We took enough budwood off of that lone seedling to propagate a few dozen first generation trees. They grew, and it was from them that we first saw any fruit of this variety. The original never fruited. It never even grew to be a tree. It was just a step between seed and trees. So it was pretty cool when the first harvest came along after several years and we had ourselves a yellow apple. But it was really cool when it tasted like a pineapple.
The apple has one major fault, as the pictures show. It develops red pits. It's not the first yellow variety to do that, but it happens every year to nearly every Pineapple. That's a fatal flaw for a commercial apple variety to have. We don't know what causes the pitting. There are a number of possibilities. Could be the 'apple' x 'pineapple' factor. And maybe there's a simple remedy. We just don't know what it is. On our scale, it doesn't really matter. People who know how they taste, generally from sampling them here at the orchard, buy them regardless of the red dots. Ours is the type of place where you don't have to be pretty to be popular.

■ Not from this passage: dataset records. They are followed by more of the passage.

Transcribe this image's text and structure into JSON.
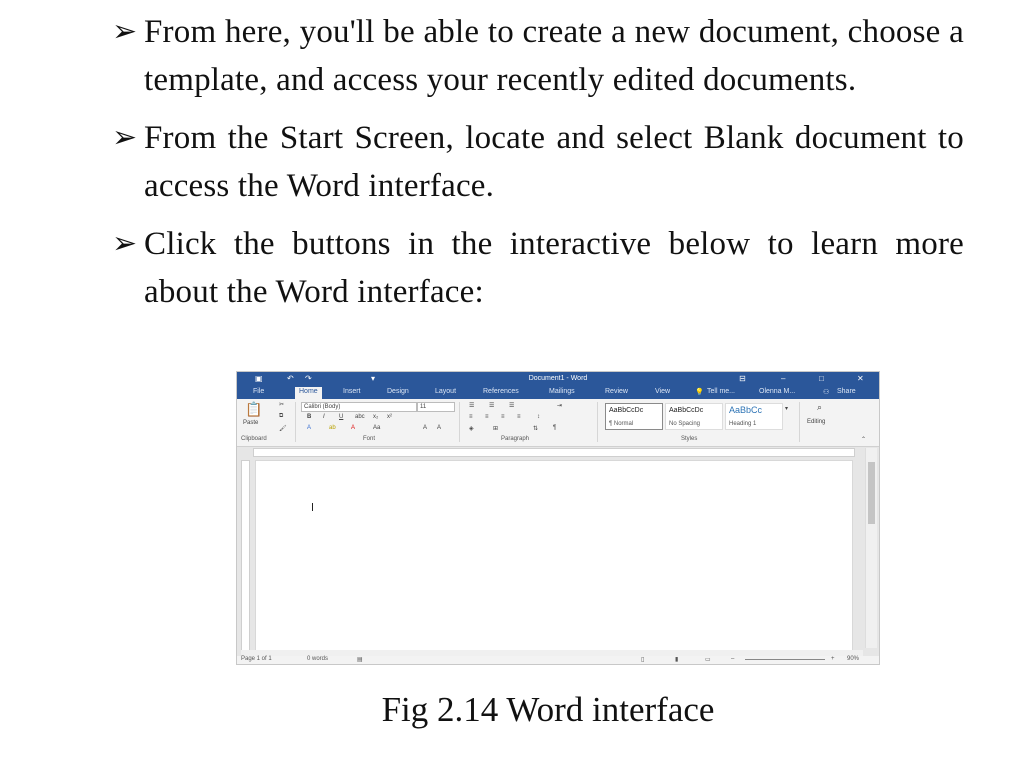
{
  "bullets": [
    {
      "marker": "➢",
      "text": "From here, you'll be able to create a new document, choose a template, and access your recently edited documents."
    },
    {
      "marker": "➢",
      "text": "From the Start Screen, locate and select Blank document to access the Word interface."
    },
    {
      "marker": "➢",
      "text": "Click the buttons in the interactive below to learn more about the Word interface:"
    }
  ],
  "word_ui": {
    "window_title": "Document1 - Word",
    "tabs": [
      "File",
      "Home",
      "Insert",
      "Design",
      "Layout",
      "References",
      "Mailings",
      "Review",
      "View"
    ],
    "active_tab": "Home",
    "tell_me": "Tell me...",
    "user": "Olenna M...",
    "share": "Share",
    "font_name": "Calibri (Body)",
    "font_size": "11",
    "paste": "Paste",
    "styles": [
      {
        "sample": "AaBbCcDc",
        "name": "¶ Normal"
      },
      {
        "sample": "AaBbCcDc",
        "name": "No Spacing"
      },
      {
        "sample": "AaBbCc",
        "name": "Heading 1"
      }
    ],
    "editing": "Editing",
    "groups": [
      "Clipboard",
      "Font",
      "Paragraph",
      "Styles"
    ],
    "status": {
      "page": "Page 1 of 1",
      "words": "0 words",
      "zoom": "90%"
    },
    "colors": {
      "title_bar": "#2b579a",
      "ribbon": "#f3f3f3"
    }
  },
  "caption": "Fig 2.14 Word interface"
}
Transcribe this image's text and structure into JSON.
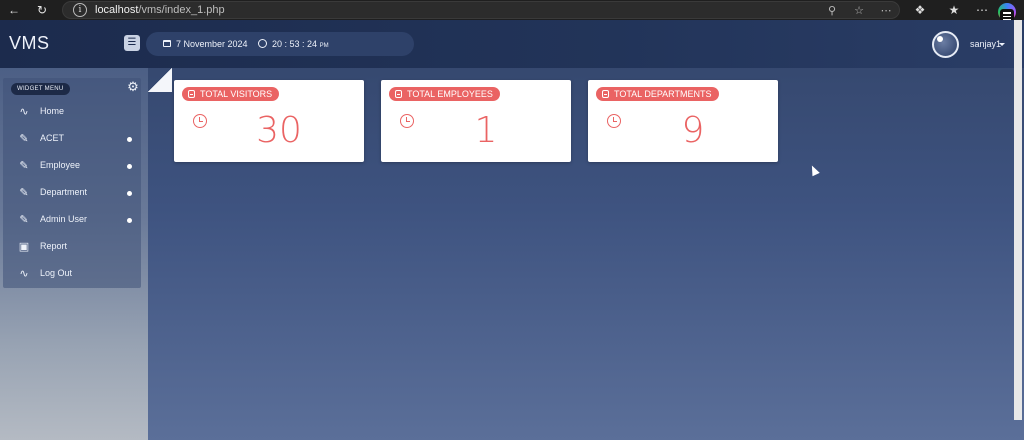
{
  "browser": {
    "url_host": "localhost",
    "url_path": "/vms/index_1.php"
  },
  "header": {
    "brand": "VMS",
    "date": "7 November 2024",
    "time": "20 : 53 : 24",
    "ampm": "PM",
    "username": "sanjay1"
  },
  "sidebar": {
    "widget_menu_label": "WIDGET MENU",
    "items": [
      {
        "label": "Home",
        "icon": "rss-icon",
        "has_submenu": false
      },
      {
        "label": "ACET",
        "icon": "edit-icon",
        "has_submenu": true
      },
      {
        "label": "Employee",
        "icon": "edit-icon",
        "has_submenu": true
      },
      {
        "label": "Department",
        "icon": "edit-icon",
        "has_submenu": true
      },
      {
        "label": "Admin User",
        "icon": "edit-icon",
        "has_submenu": true
      },
      {
        "label": "Report",
        "icon": "camera-icon",
        "has_submenu": false
      },
      {
        "label": "Log Out",
        "icon": "rss-icon",
        "has_submenu": false
      }
    ]
  },
  "cards": [
    {
      "label": "TOTAL VISITORS",
      "value": "30"
    },
    {
      "label": "TOTAL EMPLOYEES",
      "value": "1"
    },
    {
      "label": "TOTAL DEPARTMENTS",
      "value": "9"
    }
  ],
  "colors": {
    "accent": "#ea6363",
    "header": "#1c2b4d"
  }
}
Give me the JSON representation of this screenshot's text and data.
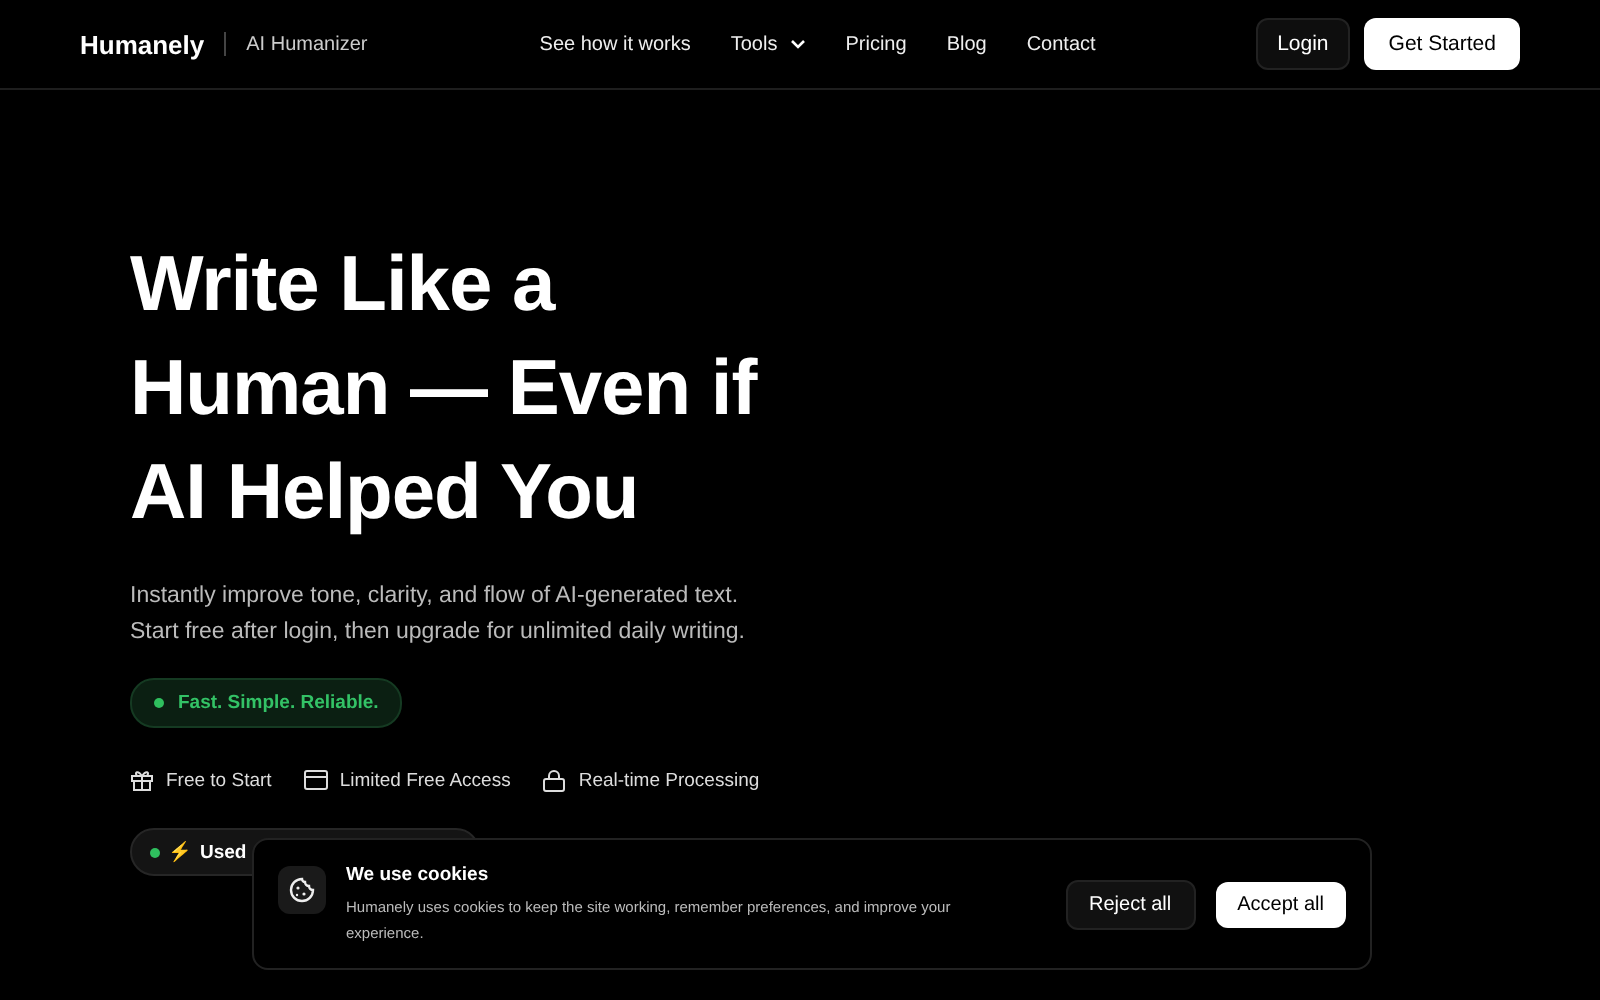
{
  "nav": {
    "brand": "Humanely",
    "product": "AI Humanizer",
    "links": [
      {
        "label": "See how it works",
        "dropdown": false
      },
      {
        "label": "Tools",
        "dropdown": true
      },
      {
        "label": "Pricing",
        "dropdown": false
      },
      {
        "label": "Blog",
        "dropdown": false
      },
      {
        "label": "Contact",
        "dropdown": false
      }
    ],
    "login": "Login",
    "cta": "Get Started"
  },
  "hero": {
    "title_lines": [
      "Write Like a",
      "Human — Even if",
      "AI Helped You"
    ],
    "subtitle_lines": [
      "Instantly improve tone, clarity, and flow of AI-generated text.",
      "Start free after login, then upgrade for unlimited daily writing."
    ],
    "badge": "Fast. Simple. Reliable.",
    "features": [
      {
        "kind": "gift",
        "label": "Free to Start"
      },
      {
        "kind": "card",
        "label": "Limited Free Access"
      },
      {
        "kind": "lock",
        "label": "Real-time Processing"
      }
    ],
    "usage_pill": {
      "icon": "⚡",
      "text": "Used"
    }
  },
  "cookie_banner": {
    "title": "We use cookies",
    "text": "Humanely uses cookies to keep the site working, remember preferences, and improve your experience.",
    "reject": "Reject all",
    "accept": "Accept all"
  }
}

Pineapple, if anything, is a little too much like a real pineapple in that its optimum flavor isn't always present. We've all had fresh pineapple that wasn't ripe yet. It depends on when you pick it. Of course, timing of harvest is one of the most important concerns for almost anything that's grown, but Pineapple seems to be particularly picky about when it will hit its most pineapple-like flavor. And, of course, this means ripe pineapple flavor. Actually, an under-ripe Pineapple doesn't taste like an under-ripe pineapple, but a ripe Pineapple tastes like a ripe pineapple. It's not a typical flavor for an apple to possess. No one in the last 400 years has named an apple Pineapple, that we know of, which might be a hint that they didn't have an apple that tasted like one.